After nearly 30 years as a suburban office park known for its lakes and trails, Innsbrook Corporate Center may get a more urban feel. Picture higher office towers — up to 16 stories — shuttle buses, small retail shops, restaurants and residences in a setting that preserves the center’s green spaces while providing a place where people can live, work and play. 

That could be Innsbrook, in its second life, if Henrico County approves a rezoning application submitted by Raleigh-based Highwoods Properties. The real estate investment trust, one of the center’s largest property owners, wants to rezone 188 acres to allow the development of an additional 3.5 million square feet of office space along with 415,000 square feet of retail, up to 1,000 hotel rooms and 6,000 apartments and condominiums.

The transition to urban mixed use will extend the life of Innsbrook — the Richmond region’s second largest employment center with 22,000 workers — and provide an economic development boost, says Paul W. Kreckman, vice president of Highwoods’  Richmond office. “This will be an excellent economic development tool to bring more companies to Richmond, giving them another kind of place where they can locate their company.”

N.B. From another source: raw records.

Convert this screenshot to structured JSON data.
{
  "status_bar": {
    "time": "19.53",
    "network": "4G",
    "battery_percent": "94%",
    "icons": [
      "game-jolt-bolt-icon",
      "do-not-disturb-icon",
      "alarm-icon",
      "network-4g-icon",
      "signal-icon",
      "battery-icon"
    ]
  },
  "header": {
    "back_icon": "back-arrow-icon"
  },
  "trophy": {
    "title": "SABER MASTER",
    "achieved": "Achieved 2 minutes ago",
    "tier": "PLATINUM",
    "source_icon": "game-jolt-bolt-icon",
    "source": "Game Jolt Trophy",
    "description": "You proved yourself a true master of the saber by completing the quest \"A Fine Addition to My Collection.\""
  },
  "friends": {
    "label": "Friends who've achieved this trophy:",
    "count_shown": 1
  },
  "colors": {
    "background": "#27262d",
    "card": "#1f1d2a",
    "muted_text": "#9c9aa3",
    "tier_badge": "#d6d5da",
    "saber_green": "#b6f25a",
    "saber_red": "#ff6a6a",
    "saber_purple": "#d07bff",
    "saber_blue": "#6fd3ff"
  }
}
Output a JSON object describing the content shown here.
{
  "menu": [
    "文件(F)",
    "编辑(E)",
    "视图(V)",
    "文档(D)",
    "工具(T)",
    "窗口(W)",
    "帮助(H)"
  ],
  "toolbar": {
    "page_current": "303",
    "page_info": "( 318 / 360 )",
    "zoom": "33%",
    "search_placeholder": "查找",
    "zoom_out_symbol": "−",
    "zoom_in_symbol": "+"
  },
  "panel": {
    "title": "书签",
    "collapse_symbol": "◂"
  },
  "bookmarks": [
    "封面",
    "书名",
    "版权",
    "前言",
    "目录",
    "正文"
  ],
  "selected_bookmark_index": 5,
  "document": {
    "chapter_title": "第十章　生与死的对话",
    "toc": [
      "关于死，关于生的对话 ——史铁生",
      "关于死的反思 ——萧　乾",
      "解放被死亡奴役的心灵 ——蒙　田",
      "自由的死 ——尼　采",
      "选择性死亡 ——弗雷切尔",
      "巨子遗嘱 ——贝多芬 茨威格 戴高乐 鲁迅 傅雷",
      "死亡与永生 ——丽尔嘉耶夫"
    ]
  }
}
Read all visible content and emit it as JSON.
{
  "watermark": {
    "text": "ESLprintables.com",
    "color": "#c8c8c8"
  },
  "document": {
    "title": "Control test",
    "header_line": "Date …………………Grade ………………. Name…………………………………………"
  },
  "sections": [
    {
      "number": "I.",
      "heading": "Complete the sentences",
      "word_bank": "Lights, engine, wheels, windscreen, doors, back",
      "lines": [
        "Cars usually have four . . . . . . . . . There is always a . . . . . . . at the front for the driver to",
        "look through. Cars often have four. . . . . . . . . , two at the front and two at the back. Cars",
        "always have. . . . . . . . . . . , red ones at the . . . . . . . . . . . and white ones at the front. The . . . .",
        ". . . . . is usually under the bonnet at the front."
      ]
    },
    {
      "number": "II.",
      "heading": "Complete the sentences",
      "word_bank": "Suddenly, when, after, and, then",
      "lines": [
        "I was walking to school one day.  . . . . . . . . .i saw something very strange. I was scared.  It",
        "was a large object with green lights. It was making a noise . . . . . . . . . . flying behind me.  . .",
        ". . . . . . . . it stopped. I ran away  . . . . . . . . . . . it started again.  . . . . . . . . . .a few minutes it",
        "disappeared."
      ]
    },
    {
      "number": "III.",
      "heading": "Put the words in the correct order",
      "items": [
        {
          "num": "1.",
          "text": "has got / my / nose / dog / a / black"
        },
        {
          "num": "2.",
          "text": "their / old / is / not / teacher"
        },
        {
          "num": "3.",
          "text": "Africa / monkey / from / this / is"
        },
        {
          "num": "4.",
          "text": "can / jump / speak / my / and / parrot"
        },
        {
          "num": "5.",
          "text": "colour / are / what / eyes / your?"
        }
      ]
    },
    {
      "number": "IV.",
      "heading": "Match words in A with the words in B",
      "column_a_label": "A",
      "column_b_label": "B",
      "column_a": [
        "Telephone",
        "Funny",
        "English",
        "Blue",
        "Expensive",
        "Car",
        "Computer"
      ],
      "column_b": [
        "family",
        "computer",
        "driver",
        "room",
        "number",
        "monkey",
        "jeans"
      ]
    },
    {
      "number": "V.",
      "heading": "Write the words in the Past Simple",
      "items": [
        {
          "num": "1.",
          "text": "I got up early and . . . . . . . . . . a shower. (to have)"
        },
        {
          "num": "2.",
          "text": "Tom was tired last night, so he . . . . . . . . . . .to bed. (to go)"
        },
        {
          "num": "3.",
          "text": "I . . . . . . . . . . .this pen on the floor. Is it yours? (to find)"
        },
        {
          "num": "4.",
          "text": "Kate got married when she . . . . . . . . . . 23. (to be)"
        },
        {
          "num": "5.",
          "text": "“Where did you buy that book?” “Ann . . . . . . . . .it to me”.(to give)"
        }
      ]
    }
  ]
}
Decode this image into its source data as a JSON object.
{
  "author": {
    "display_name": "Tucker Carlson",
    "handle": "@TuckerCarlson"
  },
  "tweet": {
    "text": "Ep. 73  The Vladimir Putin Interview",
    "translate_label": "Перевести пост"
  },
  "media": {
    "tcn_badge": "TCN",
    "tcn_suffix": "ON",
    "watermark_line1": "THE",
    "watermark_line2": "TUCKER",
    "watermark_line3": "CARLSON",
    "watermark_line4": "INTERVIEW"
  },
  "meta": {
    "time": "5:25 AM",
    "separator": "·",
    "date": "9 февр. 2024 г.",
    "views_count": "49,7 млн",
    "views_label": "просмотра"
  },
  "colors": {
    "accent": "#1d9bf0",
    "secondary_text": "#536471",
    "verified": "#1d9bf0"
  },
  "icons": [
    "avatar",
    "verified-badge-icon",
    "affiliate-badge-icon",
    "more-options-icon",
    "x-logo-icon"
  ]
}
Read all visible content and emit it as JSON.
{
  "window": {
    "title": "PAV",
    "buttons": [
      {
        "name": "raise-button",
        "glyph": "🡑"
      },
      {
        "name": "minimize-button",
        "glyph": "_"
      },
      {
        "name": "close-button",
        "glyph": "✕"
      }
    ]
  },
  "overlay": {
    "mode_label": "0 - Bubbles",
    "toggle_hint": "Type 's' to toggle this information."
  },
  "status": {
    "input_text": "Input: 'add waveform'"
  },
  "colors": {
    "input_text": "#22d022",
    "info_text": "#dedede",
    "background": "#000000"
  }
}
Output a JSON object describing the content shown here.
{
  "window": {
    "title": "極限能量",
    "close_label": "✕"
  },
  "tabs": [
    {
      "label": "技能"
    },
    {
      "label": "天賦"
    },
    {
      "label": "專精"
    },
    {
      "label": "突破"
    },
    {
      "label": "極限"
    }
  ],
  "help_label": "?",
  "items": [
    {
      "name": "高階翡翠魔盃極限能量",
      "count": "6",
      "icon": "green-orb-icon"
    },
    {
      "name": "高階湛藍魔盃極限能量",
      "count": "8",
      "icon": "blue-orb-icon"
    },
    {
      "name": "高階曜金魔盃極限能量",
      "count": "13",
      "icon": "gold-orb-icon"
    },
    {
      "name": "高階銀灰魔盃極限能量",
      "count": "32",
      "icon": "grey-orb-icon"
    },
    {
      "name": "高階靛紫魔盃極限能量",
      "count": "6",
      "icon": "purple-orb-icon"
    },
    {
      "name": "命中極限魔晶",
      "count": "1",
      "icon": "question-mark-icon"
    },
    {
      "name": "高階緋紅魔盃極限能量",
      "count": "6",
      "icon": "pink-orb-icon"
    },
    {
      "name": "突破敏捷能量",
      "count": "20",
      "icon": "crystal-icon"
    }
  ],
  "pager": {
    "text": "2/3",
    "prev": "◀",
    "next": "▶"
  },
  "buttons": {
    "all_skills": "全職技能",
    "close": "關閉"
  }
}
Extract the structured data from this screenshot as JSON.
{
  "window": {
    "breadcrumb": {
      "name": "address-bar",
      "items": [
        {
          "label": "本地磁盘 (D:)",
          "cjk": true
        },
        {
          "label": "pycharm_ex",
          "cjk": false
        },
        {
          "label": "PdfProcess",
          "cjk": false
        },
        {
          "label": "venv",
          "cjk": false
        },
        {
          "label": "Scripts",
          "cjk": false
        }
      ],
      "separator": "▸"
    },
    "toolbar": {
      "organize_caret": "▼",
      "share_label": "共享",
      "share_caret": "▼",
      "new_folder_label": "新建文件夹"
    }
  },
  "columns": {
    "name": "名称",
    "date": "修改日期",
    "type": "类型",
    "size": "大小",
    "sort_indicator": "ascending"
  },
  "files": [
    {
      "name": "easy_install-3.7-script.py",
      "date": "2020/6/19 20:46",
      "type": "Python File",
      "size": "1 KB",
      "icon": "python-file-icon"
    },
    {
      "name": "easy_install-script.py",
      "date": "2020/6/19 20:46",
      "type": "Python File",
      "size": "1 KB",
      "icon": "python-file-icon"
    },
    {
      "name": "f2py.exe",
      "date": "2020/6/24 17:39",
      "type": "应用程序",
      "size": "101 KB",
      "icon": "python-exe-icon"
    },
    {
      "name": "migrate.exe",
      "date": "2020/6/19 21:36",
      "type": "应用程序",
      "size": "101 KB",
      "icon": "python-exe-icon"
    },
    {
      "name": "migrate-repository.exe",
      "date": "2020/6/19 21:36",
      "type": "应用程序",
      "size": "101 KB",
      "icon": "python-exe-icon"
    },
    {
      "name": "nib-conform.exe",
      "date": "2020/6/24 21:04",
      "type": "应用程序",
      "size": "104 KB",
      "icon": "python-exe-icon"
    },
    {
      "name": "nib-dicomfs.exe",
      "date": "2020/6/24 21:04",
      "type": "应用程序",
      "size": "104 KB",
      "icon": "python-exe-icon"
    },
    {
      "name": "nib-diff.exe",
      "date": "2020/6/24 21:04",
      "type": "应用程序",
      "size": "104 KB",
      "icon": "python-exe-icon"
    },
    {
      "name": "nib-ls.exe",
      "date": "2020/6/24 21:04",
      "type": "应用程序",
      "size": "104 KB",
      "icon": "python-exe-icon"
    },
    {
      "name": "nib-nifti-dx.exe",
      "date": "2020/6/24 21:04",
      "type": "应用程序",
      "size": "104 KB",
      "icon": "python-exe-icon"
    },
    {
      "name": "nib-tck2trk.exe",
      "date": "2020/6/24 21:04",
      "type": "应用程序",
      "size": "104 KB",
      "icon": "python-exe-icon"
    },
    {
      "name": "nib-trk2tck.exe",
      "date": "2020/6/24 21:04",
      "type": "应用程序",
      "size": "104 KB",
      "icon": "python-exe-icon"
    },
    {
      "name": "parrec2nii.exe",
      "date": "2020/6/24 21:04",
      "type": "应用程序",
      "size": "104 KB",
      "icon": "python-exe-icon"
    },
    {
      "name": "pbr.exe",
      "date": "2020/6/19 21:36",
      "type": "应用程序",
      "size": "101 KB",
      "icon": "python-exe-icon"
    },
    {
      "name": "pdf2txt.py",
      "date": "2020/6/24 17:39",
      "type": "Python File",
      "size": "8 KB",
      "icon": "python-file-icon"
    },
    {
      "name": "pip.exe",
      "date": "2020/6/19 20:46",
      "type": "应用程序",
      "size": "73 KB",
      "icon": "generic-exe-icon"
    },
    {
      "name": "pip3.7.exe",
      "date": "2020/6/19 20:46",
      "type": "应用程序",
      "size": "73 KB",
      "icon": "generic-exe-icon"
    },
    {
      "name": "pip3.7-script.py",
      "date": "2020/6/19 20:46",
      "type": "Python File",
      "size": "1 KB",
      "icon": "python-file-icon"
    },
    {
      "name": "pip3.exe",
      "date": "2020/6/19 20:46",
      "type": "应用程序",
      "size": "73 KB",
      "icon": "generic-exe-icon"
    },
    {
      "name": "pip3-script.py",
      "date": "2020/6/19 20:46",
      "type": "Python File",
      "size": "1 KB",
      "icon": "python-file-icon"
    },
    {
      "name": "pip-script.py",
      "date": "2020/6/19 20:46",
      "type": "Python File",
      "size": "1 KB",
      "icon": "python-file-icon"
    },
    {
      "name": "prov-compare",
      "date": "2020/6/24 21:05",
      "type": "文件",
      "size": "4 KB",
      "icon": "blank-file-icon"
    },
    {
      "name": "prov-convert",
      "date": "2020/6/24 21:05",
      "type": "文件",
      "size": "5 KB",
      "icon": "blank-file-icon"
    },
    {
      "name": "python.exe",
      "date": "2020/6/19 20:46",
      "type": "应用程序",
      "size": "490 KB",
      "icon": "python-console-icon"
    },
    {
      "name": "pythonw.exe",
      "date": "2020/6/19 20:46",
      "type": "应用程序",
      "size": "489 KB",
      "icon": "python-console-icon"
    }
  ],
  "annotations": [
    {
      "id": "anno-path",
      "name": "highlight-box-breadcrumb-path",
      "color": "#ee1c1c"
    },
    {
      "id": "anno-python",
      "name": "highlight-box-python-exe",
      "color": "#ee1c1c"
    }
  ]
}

Kreckman adds that he already is fielding inquiries from regional companies expressing interest in locating to Innsbrook as well as developers who may wish to invest in what could be a $2.4 billion project, phased in over 20 years.

If approved, the rezoning would cover about a third of Innsbrook’s 630 acres. Currently, the park is zoned primarily for office use with 5.8 million square feet of office space.  It’s home to many of the region’s companies including Markel Corp. and Highwoods owns and operates 28 office buildings, or 1.9 million square feet.  Under the current zoning classification, the company would be limited to developing 450,000 square feet of additional space. 

Richmond-based Lingerfelt Cos., another large property owner in Innsbrook, isn’t jumping on the mixed-use concept right away.  Lingerfelt recently reentered the Innsbrook market with the purchase of Liberty Property Trust’s suburban office portfolio, a deal that gave it 8 office buildings at the corporate park.  “I believe that higher density in Innsbrook is very appropriate,” said Alan T. Lingerfelt, a principal with the company. “The live, work, play scenario — all three in the same place — is a marvelous concept, but at this point we haven’t made a decision to follow on quickly or to follow at all with that zoning on our buildings. Highwoods has only filed a rezoning for their properties.”

Highwoods’ rezoning application follows an amendment to Henrico County’s land use plan last September that allows for a mixed-use designation in the Innsbrook corridor, a trend the county found in keeping with western Henrico County’s rapid growth.  A public presentation on the rezoning application is scheduled for July 20 at The Place in Innsbrook.